I don't have much time to post today, although I couldn't ignore the news that Alberto Gonzales has finally quit his post as US Attorney General. Supporters of Bush say that one of his faults is an excessive loyalty towards his staff, citing the holding on to Rumsfeld way past the point where he served the administration in any useful capacity. I have a slightly harsher view of this, and think that Bush is pigheaded and simply refuses to admit when the game is up.
Gonzales's recent performances in front of the Congressional committee were simply disgraceful lessons in obfuscation, and for the President to applaud this behaviour by stating that no-one had proven that Gonzales had actually committed a crime, was a low point even for this President.
What Bush was applauding was an Attorney General who claimed to have the memory loss of an Alzheimer's sufferer in a performance that even Republicans found unconvincing, leading them to call for his resignation.
Against this torrent of abuse, Bush hoped to hold firm and to continue to employ a liar and suspected perjurer as the country's top law officer.
Gonzales has finally given in to the inevitable, although he has made no statement that explains why he has, at this time, decided enough is enough.
What is clear though, as Gonzales's departure leaves Cheney the only original member of Bush's administration still standing, is how few people remain in the administration to defend Bush's unique interpretation of his powers as a war time President. This is an interpretation that many feel was crafted in the Vice President's office.
Indeed, many feel that it was Gonzales's attempt to defend an intellectual position that was not his own that
aided his fall.
“He was not the intellectual father of those positions, but he shaped and articulated them at the White House, and he continued to take a very strong position on executive power as attorney general,” said Daniel Marcus, a professor of constitutional law at American University who was a top official at the Justice Department under President Bill Clinton.
It was Vice President Dick Cheney and his top legal adviser, David S. Addington, who, by most accounts, provided the intellectual framework for building up the power of an executive branch that they believed had been badly weakened by restrictions imposed after Vietnam and Watergate. They pushed for a radical rewriting of American policies on such critical issues as surveillance and detention of terrorism suspects after the Sept. 11 attacks, with virtually no oversight or input from Congress or the courts.
Now, Gonzales's resignation will do nothing to undermine the administration's determination to continue to assert that the President holds these unprecedented powers, but his fall hardly strengthens the President's position if only through the simple fact that one of the people who attempted to articulate the administration's argument has been forced to fall on his sword.

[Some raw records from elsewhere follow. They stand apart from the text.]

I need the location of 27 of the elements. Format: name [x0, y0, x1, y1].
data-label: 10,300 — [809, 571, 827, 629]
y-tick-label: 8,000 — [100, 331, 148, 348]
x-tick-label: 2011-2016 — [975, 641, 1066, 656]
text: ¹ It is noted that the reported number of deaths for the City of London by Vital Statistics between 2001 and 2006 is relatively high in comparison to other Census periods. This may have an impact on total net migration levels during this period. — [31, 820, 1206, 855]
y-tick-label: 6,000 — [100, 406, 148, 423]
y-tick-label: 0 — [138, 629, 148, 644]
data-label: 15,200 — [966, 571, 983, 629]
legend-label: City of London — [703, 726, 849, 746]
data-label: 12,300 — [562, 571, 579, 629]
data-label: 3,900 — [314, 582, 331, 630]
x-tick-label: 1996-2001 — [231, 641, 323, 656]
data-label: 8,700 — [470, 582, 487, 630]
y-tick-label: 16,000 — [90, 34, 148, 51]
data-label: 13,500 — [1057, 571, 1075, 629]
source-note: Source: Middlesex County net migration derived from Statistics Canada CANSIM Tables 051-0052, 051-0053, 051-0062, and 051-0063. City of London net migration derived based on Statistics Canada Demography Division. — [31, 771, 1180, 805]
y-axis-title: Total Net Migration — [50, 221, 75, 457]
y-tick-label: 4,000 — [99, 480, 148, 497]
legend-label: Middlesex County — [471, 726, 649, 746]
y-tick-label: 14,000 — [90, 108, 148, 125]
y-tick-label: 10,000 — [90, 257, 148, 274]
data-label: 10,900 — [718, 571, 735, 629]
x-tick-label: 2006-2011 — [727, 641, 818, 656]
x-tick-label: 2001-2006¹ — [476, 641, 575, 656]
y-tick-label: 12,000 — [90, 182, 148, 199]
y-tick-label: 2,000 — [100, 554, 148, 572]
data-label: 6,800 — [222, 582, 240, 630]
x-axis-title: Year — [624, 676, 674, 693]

David R. Gergen, professor of public service at Harvard University and an adviser to Presidents Nixon, Gerald R. Ford, Ronald Reagan and Clinton, said Mr. Gonzales “will be remembered as riding shotgun with Dick Cheney on the expansion of presidential power.”
Mr. Gergen and other legal analysts and former government officials said Mr. Gonzales came to stand for the government-by-fiat approach adopted by the Bush White House after the Sept. 11 attacks.
Cheney survives in Washington because he is a political animal who well understands the ways of the Beltway. One always got the feeling that Gonzales was attempting to fit in with this crowd and that he did not fully share or truly understand their passions. This led him into trouble.
“You can’t just change government through strong-willed policy,” said Stanley Brand, an ethics lawyer in Washington and a former House Democratic counsel. “People who ride into Washington on a high horse of ideology or ignorance are inevitably headed toward a blow-up.”
With Gonzales it was a strange mixture of ignorance and someone else's ideology which led to his downfall.
Now, a severely weakened Bush must face the gruelling task of forcing through a successor. No doubt Bush will, as he always does, choose an ideologue uniquely unsuited for the position. Appointment to top positions simply to rile the opposition appears to be a trait of this administration, by which I'm thinking of the astonishing appointment of John Bolton to United Nations, so I do think we can expect more of the same.
However, there is no reason for the Democrats to play dead and allow Bush to make such an appointment by accusing them of endangering the country at a time of war or some such nonsense.
Yet another of Bush's appointments has proven himself to be spectacularly unsuited to the task that the President asked him to carry out.
The Commander in Chief has shown too many times that his judgment is fatally flawed and that he has a tendency to promote friends to top positions based solely on his closeness to them rather than any actual talent they may possess. I'm thinking specifically about his appointment of Michael D Brown -
You're doing a heck of a job, Brownie - who brought all his skills and experience as the Judges and Stewards Commissioner for the International Arabian Horse Association to the oversight of FEMA with predictable consequences.
With the resignation of Bush's latest friend, appointments based on such friendships should now be rendered a thing of the past.
The Democrats must now carry out their constitutional duty, and ensure that the next person that Bush proposes is actually fit for the job.